Monday, July 16, 2018

electromagnetism - Bar magnet dropped through coil


If you have drop a bar magnet through a coil so that it goes all the way through I was told the graph of emf induced in the coil vs time looks something like this:


enter image description here


(emf induced is on y axis, time is on x axis)


The area of the pink part and the blue part are equal (sorry that they don't look equal in my diagram)


I understand why the blue part looks more stretched than the pink part -- the magnet is accelerating. What I don't understand is the direction of the blue part -- it is opposite (negative) to the pink part (positive).

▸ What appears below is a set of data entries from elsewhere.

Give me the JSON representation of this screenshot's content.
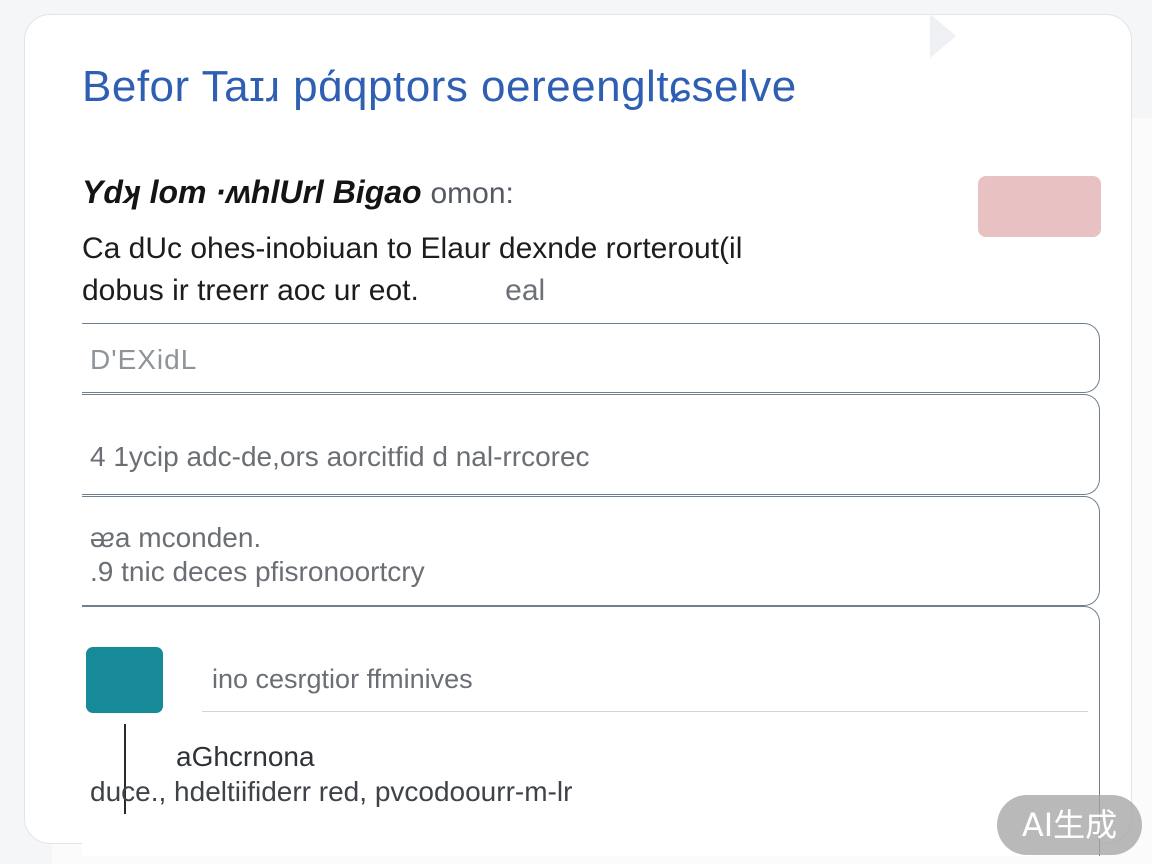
{
  "title": "Befor Taɪɹ pɑ́qptors oereengltɕselve",
  "section": {
    "heading_bold": "Ydʞ lom ·ʍhlUrl Bigao",
    "heading_light": "omon:",
    "description_line1": "Ca dUc ohes-inobiuan    to Elaur dexnde rorterout(il",
    "description_line2": "dobus ir treerr aoc ur eot.",
    "description_line2_faded": "eal"
  },
  "colors": {
    "title": "#2f5fb3",
    "tag_button": "#e8c2c2",
    "swatch": "#168a98",
    "field_border": "#6f7f8d"
  },
  "fields": [
    {
      "placeholder": "D'EXidL"
    },
    {
      "value": "4 1ycip adc-de,ors aorcitfid d nal-rrcorec"
    },
    {
      "line1": "ᴂa   mconden.",
      "line2": ".9  tnic  deces pfisronoortcry"
    }
  ],
  "color_field": {
    "name_value": "ino cesrgtior ffminives",
    "subtitle": "aGhcrnona",
    "description": "duce., hdeltiifiderr red, pvcodoourr-m-lr"
  },
  "badge": "AI生成"
}
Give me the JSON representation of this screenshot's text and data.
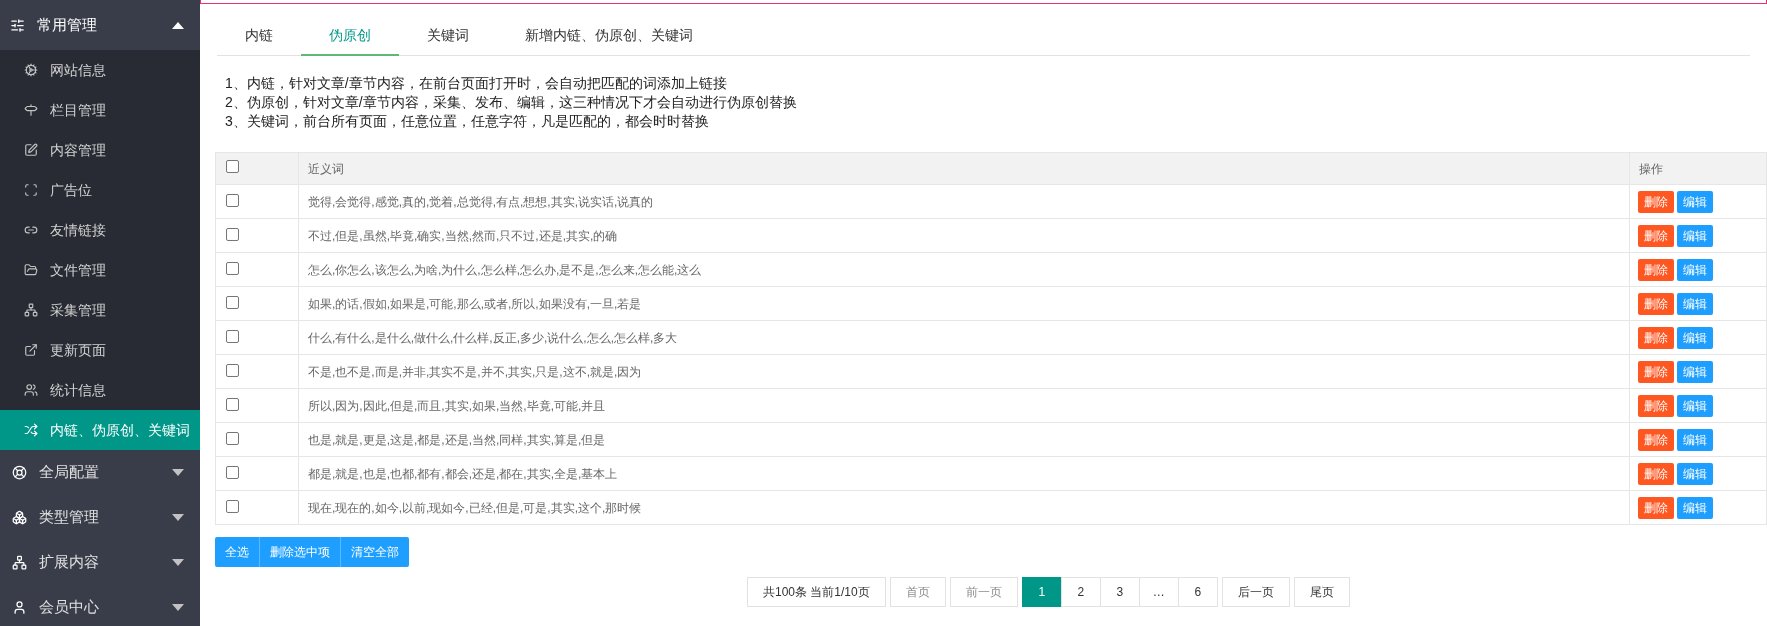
{
  "sidebar": {
    "groups": [
      {
        "label": "常用管理",
        "expanded": true,
        "items": [
          {
            "label": "网站信息",
            "selected": false
          },
          {
            "label": "栏目管理",
            "selected": false
          },
          {
            "label": "内容管理",
            "selected": false
          },
          {
            "label": "广告位",
            "selected": false
          },
          {
            "label": "友情链接",
            "selected": false
          },
          {
            "label": "文件管理",
            "selected": false
          },
          {
            "label": "采集管理",
            "selected": false
          },
          {
            "label": "更新页面",
            "selected": false
          },
          {
            "label": "统计信息",
            "selected": false
          },
          {
            "label": "内链、伪原创、关键词",
            "selected": true
          }
        ]
      },
      {
        "label": "全局配置",
        "expanded": false
      },
      {
        "label": "类型管理",
        "expanded": false
      },
      {
        "label": "扩展内容",
        "expanded": false
      },
      {
        "label": "会员中心",
        "expanded": false
      }
    ]
  },
  "tabs": [
    {
      "label": "内链",
      "selected": false
    },
    {
      "label": "伪原创",
      "selected": true
    },
    {
      "label": "关键词",
      "selected": false
    },
    {
      "label": "新增内链、伪原创、关键词",
      "selected": false
    }
  ],
  "notes": [
    "1、内链，针对文章/章节内容，在前台页面打开时，会自动把匹配的词添加上链接",
    "2、伪原创，针对文章/章节内容，采集、发布、编辑，这三种情况下才会自动进行伪原创替换",
    "3、关键词，前台所有页面，任意位置，任意字符，凡是匹配的，都会时时替换"
  ],
  "table": {
    "header_checked": false,
    "columns": [
      "近义词",
      "操作"
    ],
    "rows": [
      {
        "checked": false,
        "synonyms": "觉得,会觉得,感觉,真的,觉着,总觉得,有点,想想,其实,说实话,说真的",
        "actions": [
          "删除",
          "编辑"
        ]
      },
      {
        "checked": false,
        "synonyms": "不过,但是,虽然,毕竟,确实,当然,然而,只不过,还是,其实,的确",
        "actions": [
          "删除",
          "编辑"
        ]
      },
      {
        "checked": false,
        "synonyms": "怎么,你怎么,该怎么,为啥,为什么,怎么样,怎么办,是不是,怎么来,怎么能,这么",
        "actions": [
          "删除",
          "编辑"
        ]
      },
      {
        "checked": false,
        "synonyms": "如果,的话,假如,如果是,可能,那么,或者,所以,如果没有,一旦,若是",
        "actions": [
          "删除",
          "编辑"
        ]
      },
      {
        "checked": false,
        "synonyms": "什么,有什么,是什么,做什么,什么样,反正,多少,说什么,怎么,怎么样,多大",
        "actions": [
          "删除",
          "编辑"
        ]
      },
      {
        "checked": false,
        "synonyms": "不是,也不是,而是,并非,其实不是,并不,其实,只是,这不,就是,因为",
        "actions": [
          "删除",
          "编辑"
        ]
      },
      {
        "checked": false,
        "synonyms": "所以,因为,因此,但是,而且,其实,如果,当然,毕竟,可能,并且",
        "actions": [
          "删除",
          "编辑"
        ]
      },
      {
        "checked": false,
        "synonyms": "也是,就是,更是,这是,都是,还是,当然,同样,其实,算是,但是",
        "actions": [
          "删除",
          "编辑"
        ]
      },
      {
        "checked": false,
        "synonyms": "都是,就是,也是,也都,都有,都会,还是,都在,其实,全是,基本上",
        "actions": [
          "删除",
          "编辑"
        ]
      },
      {
        "checked": false,
        "synonyms": "现在,现在的,如今,以前,现如今,已经,但是,可是,其实,这个,那时候",
        "actions": [
          "删除",
          "编辑"
        ]
      }
    ]
  },
  "bulk_actions": [
    "全选",
    "删除选中项",
    "清空全部"
  ],
  "pagination": {
    "summary": "共100条 当前1/10页",
    "items": [
      {
        "label": "首页",
        "kind": "nav",
        "disabled": true
      },
      {
        "label": "前一页",
        "kind": "nav",
        "disabled": true
      },
      {
        "label": "1",
        "kind": "page",
        "selected": true
      },
      {
        "label": "2",
        "kind": "page",
        "selected": false
      },
      {
        "label": "3",
        "kind": "page",
        "selected": false
      },
      {
        "label": "…",
        "kind": "gap"
      },
      {
        "label": "6",
        "kind": "page",
        "selected": false
      },
      {
        "label": "后一页",
        "kind": "nav",
        "disabled": false
      },
      {
        "label": "尾页",
        "kind": "nav",
        "disabled": false
      }
    ]
  }
}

Why does the s-pole induce an emf in the opposite direction to the one induced by the n-pole when a bar magnet falls through a coil? The field lines at the s-pole and n-pole are pointing in the same direction, so the induced emf should continue increasing in the pink part (rather than turning and going below zero) because the field from the n-pole is complemented by the field from the s-pole which is cutting the flux in the same direction as the one from the n-pole.


Please explain in layman terms.


Thanks!


Note: Layman terms means you can use stuff from high school physics (left/right hand rules, lenz's law, etc.), but not e.g. calculus.




Answer



One of Maxwell's equations is $$ \nabla \times \vec{E} = - \frac{d\vec{B}}{dt} \, .$$ Consider an imaginary disk whose normal vector is parallel to the axis of the coil and which is inside the coil. If you integrate this equation over the area of that disk you get $^{[a]}$ $$\mathcal{E} = - \dot{\Phi}$$ where $\Phi$ is the flux threading the disk and $\mathcal{E}$ is the EMF drop around the loop. This is called Faraday's law.


So, for each imaginary disk inside your coil we get some EMF as the flux through that disk changes in time.


Now think about the bar magnet's descent. Suppose we drop it starting way above the entrance to the coil. It's far away, so there's no flux and no EMF. As it descends and gets close to the entrance of the coil, some of the magnetic field from the magnet threads the top few imaginary disks of the coil. The time changing flux induces some EMF. This is the initial rise in the red part of the diagram. As the magnet continues to fall, and enters the coil, more of its magnetic field is threading imaginary disks in the coil, so as it moves the time rate of change of total flux increases, so the EMF goes up. Note that the field lines above and below the bar magnet point in the same direction.


At some point, the bar reaches the middle of the coil. At this point, the amount of flux added to the top half of the coil by a small motion of the magnet is equal to the amount of flux removed from the bottom half. Therefore, at this point the EMF is zero. This is the midopint of the diagram where the EMF crosses the horizontal axis. The falling part of the red section is just the approach to the mid section of the coil.


As the bar magnet exits the coil, more flux is leaving than is entering, so the EMF versus time in the blue section is just the opposite (except for the stretching which you already understand) of the red section.


[a]: On the right hand side, the area integral of the magnetic field is the flux $\Phi$ by definition, and the time derivative just goes along for the ride. On the left hand side you are doing an area integral of a curl of a vector, which by Stokes's theorem is equivalent to the line integral of the vector itself around the boundary of the area. The line integral of the electric field vector is the EMF by definition.